So I've been catching up on a few things that fell by the wayside during the run of "4 Noses." Yesterday I got a check-up with my doctor, and was telling her a little bit about the show.
"Oh my goodness, that's so funny because my nine year old is obsessed with this guy who had four noses - Tyco B____... I'll have to ask her. He lost his nose in a duel or something. Apparently he had gold, silver, brass noses - each for different occasions. She's been doing all this research and a report for school."
I can't believe I've never heard of this guy! Sure enough I googled 'Tyco four noses,' and there he was: Tycho Ottesen Brahe, Danish, 1546 - 1601; "The first competent mind in modern astronomy to feel ardently the passion for exact empirical facts." (Exactly what I struggle with in the play!)
Apparently, he lost the bridge of his nose in a duel with a third cousin over a mathematical formula. Since neither could prove they were right, the duel was to settle it. Tycho lost his nose. He made up with the cousin a few weeks later, but from then on wore prosthetics attached with paste or glue.
The facts about his death are a little inconclusive. Mercury poisoning seemed likely from all the metal noses. Then there was some suspicion of foul play. But there was also an excruciating kidney incident shortly before he died: Banquet, Prague, no polite way to excuse himself to pee, Uremia.

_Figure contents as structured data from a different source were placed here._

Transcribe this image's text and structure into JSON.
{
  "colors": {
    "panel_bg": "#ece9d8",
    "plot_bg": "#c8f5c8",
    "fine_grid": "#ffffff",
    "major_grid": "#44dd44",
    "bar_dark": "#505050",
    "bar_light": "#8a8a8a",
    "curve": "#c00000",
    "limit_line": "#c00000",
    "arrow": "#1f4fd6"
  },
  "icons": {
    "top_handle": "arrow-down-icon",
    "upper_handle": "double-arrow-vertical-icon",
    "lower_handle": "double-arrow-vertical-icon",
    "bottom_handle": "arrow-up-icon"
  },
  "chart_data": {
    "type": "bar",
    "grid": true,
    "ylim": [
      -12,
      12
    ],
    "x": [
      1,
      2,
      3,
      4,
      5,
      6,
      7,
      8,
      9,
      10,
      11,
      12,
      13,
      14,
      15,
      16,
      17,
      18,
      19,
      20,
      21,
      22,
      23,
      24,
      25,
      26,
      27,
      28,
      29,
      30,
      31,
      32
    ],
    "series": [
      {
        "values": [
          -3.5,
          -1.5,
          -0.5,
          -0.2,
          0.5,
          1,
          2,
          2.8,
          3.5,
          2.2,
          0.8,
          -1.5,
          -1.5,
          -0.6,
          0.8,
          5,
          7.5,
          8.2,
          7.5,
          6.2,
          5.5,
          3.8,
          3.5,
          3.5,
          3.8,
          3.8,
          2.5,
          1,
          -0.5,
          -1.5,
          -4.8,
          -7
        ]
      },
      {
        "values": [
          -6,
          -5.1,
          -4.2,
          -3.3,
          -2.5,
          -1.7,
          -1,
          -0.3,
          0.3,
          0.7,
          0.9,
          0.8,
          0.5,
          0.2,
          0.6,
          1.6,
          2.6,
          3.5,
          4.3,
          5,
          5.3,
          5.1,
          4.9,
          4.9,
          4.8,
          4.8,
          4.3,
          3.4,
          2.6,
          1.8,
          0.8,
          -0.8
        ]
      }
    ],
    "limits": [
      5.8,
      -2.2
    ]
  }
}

After Danish Scientists exhumed him from his tomb in Prague and did more tests, (2012) they ruled out murder and mercury. Tycho Brahe died from a burst bladder. Exact. Empirical. Ow.
My mother's poems still surprise me, I am finding her very essence in them.
Today, it's "Each Joseph:"
Each Joseph
Intrepid Joseph, far from home, hated by
brothers who had cast him in a pit, taken
his coat of many colors, sold him into slavery –
this youngest brother still refused to hate.
Perhaps we too, with spiritual certainty, can learn
to trust in God’s design, deliverance, and love. Our
Father’s grace will keep grim moments and uncharted
journeys free, revealing sure and tender ways He
speaks to everyone and leads us safely home….
Darren Stone
Late into our first fall together, the white space around her poems started bothering her. She would cut and cut and cut to within millimeters of the edge of each stanza. She would pull pages out of books of others' poetry, even her beloved hymnal, and then slowly trim them down. One day she even started ripping the photos and remembrances out of her wedding album before we could protest.
This was just one of our devastating "new normals." Why would mom destroy those pictures, that beautiful handbound book? The hymnal that was her comfort?
I wondered, as I did during much of her descent: "What is it that she sees? What is it that she needs?"
Maybe it was that she wasn't able to create anew. But "editing" was something she could still do, - the actual physical changing of the space and words a literal way to satisfy.
We joined her. Chopping poems, re-typing and re-printing ones that upset her. Changing words that no longer felt right to her. I started printing her poems on colored paper, thinking the margins wouldn't be so shocking, that the colors would make the work feel new and exciting.
Yesterday I found the carefully cut, pasted, cut-some-more, scotch-taped, amended, and stickered "Each Joseph." She'd even colored in the bits of white sky that peeped through the purple on the bit of postcard she'd collaged in.
Of course she'd added: "Please return this if it doesn't appeal." (Ever prepared for rejection)
But I hadn't noticed her addition at the top until today:
"I'm trepid Joseph, Far from home."
Only my mother, my beautiful demented mother would have come up with that. Still trying to find her way home, still playing with the words she lived for.